You've still got that scar on your cheek from ten years ago when he got angry and, forgetting his own strength, you suppose, sent you flying into the coffee table. You still cringe when someone raises their voice and you'll probably never get to the point where your spine doesn't crawl when someone holds you by your wrist. Your old man, he never was going to win any father of the year awards. But he wasn't the worst, either. He fed you. He bought you clothes and paid for your books and uniform for school. Sometimes he ordered pizza and he'd sit there while you ate, sipping his lager and telling you awful, offensive jokes (you love them - the more they make people wince, the better they are). Sometimes he didn't drink much at all and you think you loved him then.

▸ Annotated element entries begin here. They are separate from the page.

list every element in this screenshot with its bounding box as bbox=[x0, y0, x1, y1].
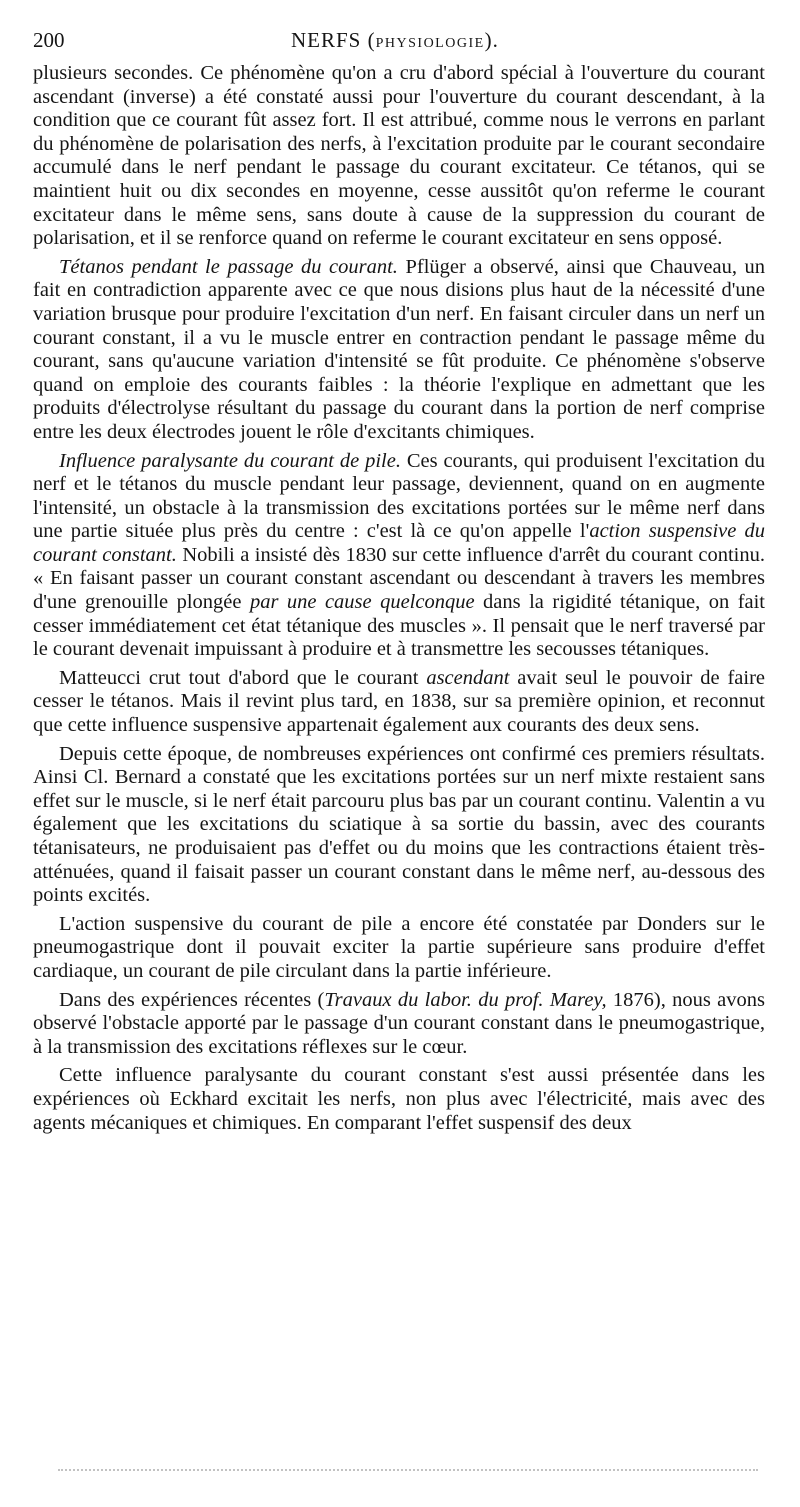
paragraph-text: avait seul le pouvoir de faire cesser le tétanos. Mais il revint plus tard, en 1838, sur sa première opinion, et reconnut que cette influence suspensive appartenait également aux courants des deux sens. bbox=[33, 666, 765, 737]
running-head-open: ( bbox=[367, 28, 376, 52]
running-head-title: NERFS bbox=[291, 28, 362, 52]
paragraph-6 bbox=[33, 913, 765, 984]
paragraph-7 bbox=[33, 989, 765, 1060]
paragraph-emphasis: par une cause quelconque bbox=[249, 591, 475, 614]
paragraph-text: dans la rigidité tétanique, on fait cesser immédiatement cet état tétanique des muscles ». Il pensait que le nerf traversé par le courant devenait impuissant à produire et à transmettre les secousses tétaniques. bbox=[33, 591, 766, 661]
paragraph-4 bbox=[33, 667, 765, 738]
paragraph-1 bbox=[33, 62, 765, 251]
paragraph-emphasis: Travaux du labor. du prof. Marey, bbox=[324, 988, 607, 1011]
paragraph-text: Nobili a insisté dès 1830 sur cette influence d'arrêt du courant continu. « En faisant passer un courant constant ascendant ou descendant à travers les membres d'une grenouille plongée bbox=[33, 543, 765, 614]
paragraph-8 bbox=[33, 1064, 765, 1135]
paragraph-2 bbox=[33, 256, 765, 445]
paragraph-lead: Influence paralysante du courant de pile. bbox=[59, 449, 401, 472]
running-head bbox=[291, 28, 499, 53]
paragraph-text: Pflüger a observé, ainsi que Chauveau, un fait en contradiction apparente avec ce que nous disions plus haut de la nécessité d'une variation brusque pour produire l'excitation d'un nerf. En faisant circuler dans un nerf un courant constant, il a vu le muscle entrer en contraction pendant le passage même du courant, sans qu'aucune variation d'intensité se fût produite. Ce phénomène s'observe quand on emploie des courants faibles : la théorie l'explique en admettant que les produits d'électrolyse résultant du passage du courant dans la portion de nerf comprise entre les deux électrodes jouent le rôle d'excitants chimiques. bbox=[33, 255, 765, 443]
paragraph-text: 1876), nous avons observé l'obstacle apporté par le passage d'un courant constant dans le pneumogastrique, à la transmission des excitations réflexes sur le cœur. bbox=[33, 988, 765, 1058]
page-number: 200 bbox=[33, 28, 65, 52]
paragraph-text: plusieurs secondes. Ce phénomène qu'on a cru d'abord spécial à l'ouverture du courant ascendant (inverse) a été constaté aussi pour l'ouverture du courant descendant, à la condition que ce courant fût assez fort. Il est attribué, comme nous le verrons en parlant du phénomène de polarisation des nerfs, à l'excitation produite par le courant secondaire accumulé dans le nerf pendant le passage du courant excitateur. Ce tétanos, qui se maintient huit ou dix secondes en moyenne, cesse aussitôt qu'on referme le courant excitateur dans le même sens, sans doute à cause de la suppression du courant de polarisation, et il se renforce quand on referme le courant excitateur en sens opposé. bbox=[33, 62, 765, 250]
paragraph-text: Depuis cette époque, de nombreuses expériences ont confirmé ces premiers résultats. Ainsi Cl. Bernard a constaté que les excitations portées sur un nerf mixte restaient sans effet sur le muscle, si le nerf était parcouru plus bas par un courant continu. Valentin a vu également que les excitations du sciatique à sa sortie du bassin, avec des courants tétanisateurs, ne produisaient pas d'effet ou du moins que les contractions étaient très-atténuées, quand il faisait passer un courant constant dans le même nerf, au-dessous des points excités. bbox=[33, 742, 765, 907]
paragraph-lead: Tétanos pendant le passage du courant. bbox=[59, 255, 398, 278]
paragraph-emphasis: action suspensive du courant constant. bbox=[33, 520, 766, 566]
paragraph-text: Matteucci crut tout d'abord que le courant bbox=[59, 666, 427, 689]
paragraph-3 bbox=[33, 450, 765, 662]
paragraph-5 bbox=[33, 743, 765, 908]
running-head-close: ). bbox=[484, 28, 499, 52]
book-page bbox=[33, 28, 765, 1135]
scan-artifact-divider bbox=[58, 1469, 758, 1475]
paragraph-text: L'action suspensive du courant de pile a encore été constatée par Donders sur le pneumogastrique dont il pouvait exciter la partie supérieure sans produire d'effet cardiaque, un courant de pile circulant dans la partie inférieure. bbox=[33, 912, 765, 982]
paragraph-text: Dans des expériences récentes ( bbox=[59, 988, 325, 1011]
paragraph-emphasis: ascendant bbox=[426, 666, 510, 689]
paragraph-text: Ces courants, qui produisent l'excitation du nerf et le tétanos du muscle pendant leur passage, deviennent, quand on en augmente l'intensité, un obstacle à la transmission des excitations portées sur le même nerf dans une partie située plus près du centre : c'est là ce qu'on appelle l' bbox=[33, 449, 766, 543]
page-header bbox=[33, 28, 765, 62]
running-head-subtitle: PHYSIOLOGIE bbox=[375, 36, 485, 51]
paragraph-text: Cette influence paralysante du courant constant s'est aussi présentée dans les expériences où Eckhard excitait les nerfs, non plus avec l'électricité, mais avec des agents mécaniques et chimiques. En comparant l'effet suspensif des deux bbox=[33, 1064, 765, 1134]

There are just enough of those moments in your memory to make watching the mighty fall sad rather than satisfying. This bone-white, trembling bag of pain and bones used to be a nice man. It was a long time ago, you think, probably before you were born, but he had to have been good because your mother loved him, once. She loved him enough to marry him and your mother wasn't an idiot. And, in those precious moments between drinks, when everything was startlingly clear and your father wasn't angry at the world, he loved you.
And that's enough. Enough to make holding grudges feel uncomfortably like childishness. Hating takes energy that you don't have anymore and it's easier just to let to, to let forgiveness sweep in like the tide and wash the crudely built sandcastles of your resentment away.
Heres something else you've learned lately, reading posters on hospital walls. In a healthy human, the viscosity of blood averages in at around 0.0027 N-sm^-2. That's thicker than water after all.